Dance St. Louis serves to both entertain and educate its dressed-for-a-night-at-the-Fox audience, at least in theory. But that trickle-down theory of culture -- if people fill the auditoriums for the Three Tenors, they'll get interested in real opera -- rarely, if ever, works. Gash says her company made use of Dance St. Louis' mailing list one year: "Nobody who went to Dance St. Louis came to our concerts."

"Money," Culbertson says bluntly. "That would change the landscape. And a real clear attitude that the art form is worth supporting, if for nothing else to balance our cultural offerings."

In 1987, when Culbertson was just starting out, she received a grant as a creative artist -- you could get those back then -- from MAC: $2,500.

In 2002 Culbertson received a program grant for her company from MAC: $2,000.

West recalls that in 1994, the year Madco founder Ross Winter died in a car crash, the company "was getting $19,000 from MAC. That went to $15,000 to $12,000 to $10,000, then $5,000 -- finally all the way down to $4,000. It recently went back up to $7,300, but because of the budget shortfall, we have to be prepared to give 20 percent back."

MAC, because it is linked to the budget whims of the Missouri Legislature, is nearing a condition of irrelevancy with regard to arts funding.

RAC (whose revenue is primarily based on tourism dollars), on the other hand, receives high marks from the dance companies. RAC has been Madco's biggest supporter, granting the company $20,000 in the most recent fiscal year. "They care about the artists," says West. "MAC is wrapped up in government. RAC has a fabulous group of employees who care about artists." Gash says her company wouldn't have lasted sixteen years without RAC's support.
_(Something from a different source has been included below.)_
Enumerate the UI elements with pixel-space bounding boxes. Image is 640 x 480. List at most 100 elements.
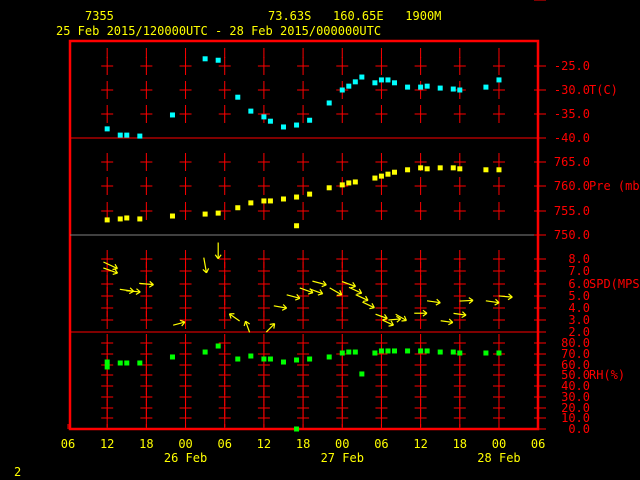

Yet, as per state mandate, even that support is organizational. And don't expect much money if you don't deliver dance to the children. Madco and Gash/Voigt began with educational components to their programs, with extensive community outreach, which are the most important buzzwords of arts funding. Nobody wants to begrudge the need for arts education, but the necessity of "community outreach" and "educational component" on grant applications reflects the priority of funders.

"When I talk to people about dance," says Culbertson, "they think, 'My kids would like that.' It's not something an adult should do. It's for their kids.

"But dance and art aren't necessarily for children. I think of dance as an art form. Energy has been thrust into the arts for education. New work is not valued. Value is in educating young people."

There are other worlds. Salt Lake City, with its dance center and thriving dance companies, is mentioned repeatedly by those in the know in dance circles -- all because corporations and foundations and the community have chosen to support the art form.

If the Mormons can do it, why can't the River City? Gash says her advice to a young dancer in St. Louis crazy, stupid or willful enough to form a company is: "Get to the right people. Meet with the people who are in the media. Get them excited about what you're doing. Meet people in the community who can support you, who write big checks and put them down on a table -- because it's going to be hard if you don't have that.

"If I was advising someone out of school, I would say, 'Look for your patron first' -- and don't do the arts funding, quite frankly."